14. F Providing products The requirements related to providing qualifications to purchasers are basically administrative. For this reason the regulatory risk is low because any requirements to change anything is likely to have low bureaucratic overhead. Any Ofqual/Qualifications Wales investigation is likely to be quickly resolved and therefor of low financial risk.
15. G Setting the assessment Setting the assessment has risk if the regulators disagree with TLM's judgements related to the design and delivery of the assessments. The main issue would be to alter the design of affected assessments and this is within the existing capacity of TLM. There is a clear plan to make statistical and other comparisons to ensure that TLM assessments are in line with those of other awarding organisations in terms of their demand on candidates at a particular level. 
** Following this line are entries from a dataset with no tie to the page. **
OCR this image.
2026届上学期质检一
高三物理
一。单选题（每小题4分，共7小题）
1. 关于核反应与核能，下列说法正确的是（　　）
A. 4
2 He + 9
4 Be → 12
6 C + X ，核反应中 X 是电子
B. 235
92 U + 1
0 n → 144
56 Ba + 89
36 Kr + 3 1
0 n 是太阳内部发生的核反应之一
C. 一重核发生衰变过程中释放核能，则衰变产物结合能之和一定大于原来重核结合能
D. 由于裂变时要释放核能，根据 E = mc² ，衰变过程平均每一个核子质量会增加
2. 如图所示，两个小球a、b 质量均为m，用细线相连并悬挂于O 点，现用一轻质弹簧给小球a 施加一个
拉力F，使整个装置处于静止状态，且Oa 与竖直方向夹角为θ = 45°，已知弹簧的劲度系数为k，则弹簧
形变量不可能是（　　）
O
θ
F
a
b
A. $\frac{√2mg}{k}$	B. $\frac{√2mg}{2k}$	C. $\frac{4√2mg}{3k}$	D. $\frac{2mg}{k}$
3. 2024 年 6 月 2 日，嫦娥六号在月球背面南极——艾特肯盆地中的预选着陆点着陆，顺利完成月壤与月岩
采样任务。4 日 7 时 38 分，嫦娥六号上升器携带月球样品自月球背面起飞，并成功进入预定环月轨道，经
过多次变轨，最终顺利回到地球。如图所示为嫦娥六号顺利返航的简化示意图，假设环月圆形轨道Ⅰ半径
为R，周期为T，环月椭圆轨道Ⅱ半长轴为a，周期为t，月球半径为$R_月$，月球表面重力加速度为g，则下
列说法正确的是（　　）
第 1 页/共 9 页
16. H Marking The main regulatory risk is if the regulators disagree with TLM's judgements related to marking and grading assessment. Much of these processes have been developed with the Sector Skills Council and other AOs and so the risk of this is considered low. In a case where adjustments were needed, the expertise and capacity to do so exist and therefore the risk from regulation itself is manageable. In general TLM designs exam papers, questions and marking schemes to be unambigous and reviews responses from candidates to inform refinements to make this more and more robust as the scale increases to more markers. This reduces risk from variations in marking.
17. I  Appeals and certificates The appeals procedure is well-established and in 6 years there have been no appeals. This leads us to conclude that the risk of a regulatory issue is low. There has been extensive dialogue with the Regulators concerning TLM's innovative methods for certification. Typically certificates can be with a learner in as little as 2 days from the assessor requesting the award, including the time needed for moderation and verification. The main risks associated with regulation of certificates is therefore behind us and the regulatory risk is mainly related to administrative procedures that even if in error would be inxepensive to put right.
18. J Definitions We believe that we understand the definitions as presented and therefor the risk associated with definitions is low.